For reasons that have been discussed in more depth in the
RDMA applicability statement and in RDDP/IPS discussions
on iSER, the absence of transport layer buffer throttling
places the onus for end-to-end pacing on the application.
It is a situation somewhat akin to a car with a broken
spedometer that had previously only driven during rush
hour bumper-to-bumper traffic. The fact that the spedometer
was broken was irrelevant. But if that same car hits the
open road the driver will need to come up with some method
of regulating their speed.

The DAPL semantics are very clear that send/recv operations must
be matched one to one, that the receive buffer must be large
enough for the received message and that there must be a receive
buffer for each incoming send/recv message. That means that
the sender needs to have some basis for believing that the
RECV has been posted. Usually this is an explicit credit
that is decremented per message and incremented per response.

What DAPL does not state is if the transport does explicit flow
control so that the sending application's work request is simply
not processed (and the sending application continues to provide
the buffer, as with InfiniBand) or whether the sender simply
transmits and leaves error detection to the receiver (iWARP).
There are theoretical advantages to both, but more importantly
neither of them is going to change. So the Consumer of RDMA
applications needs to use ULP/application layer flow control
to pace the transmitter.
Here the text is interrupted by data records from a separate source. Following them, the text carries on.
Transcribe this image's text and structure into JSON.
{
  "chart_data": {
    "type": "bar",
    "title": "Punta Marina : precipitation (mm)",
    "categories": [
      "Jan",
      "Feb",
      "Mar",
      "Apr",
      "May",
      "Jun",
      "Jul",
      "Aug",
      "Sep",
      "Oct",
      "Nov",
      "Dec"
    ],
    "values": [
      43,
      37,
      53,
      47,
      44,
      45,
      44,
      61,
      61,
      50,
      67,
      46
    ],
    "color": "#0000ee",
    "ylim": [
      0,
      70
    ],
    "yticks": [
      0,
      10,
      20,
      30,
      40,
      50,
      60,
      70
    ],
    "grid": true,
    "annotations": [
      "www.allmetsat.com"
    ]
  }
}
At the application layer that means
that the RECV must be posted *before* the Send/accept that
grants ULP credits to the far side.

All of that should be clear in the IOV ownership rules and
discussion of the semantics of send/recv. If you thought you
saw something that implied any guarantees to the contrary
then could you point them out in a posting to the DAT reflector?
(or just send them to me or Arkady Kanevsky).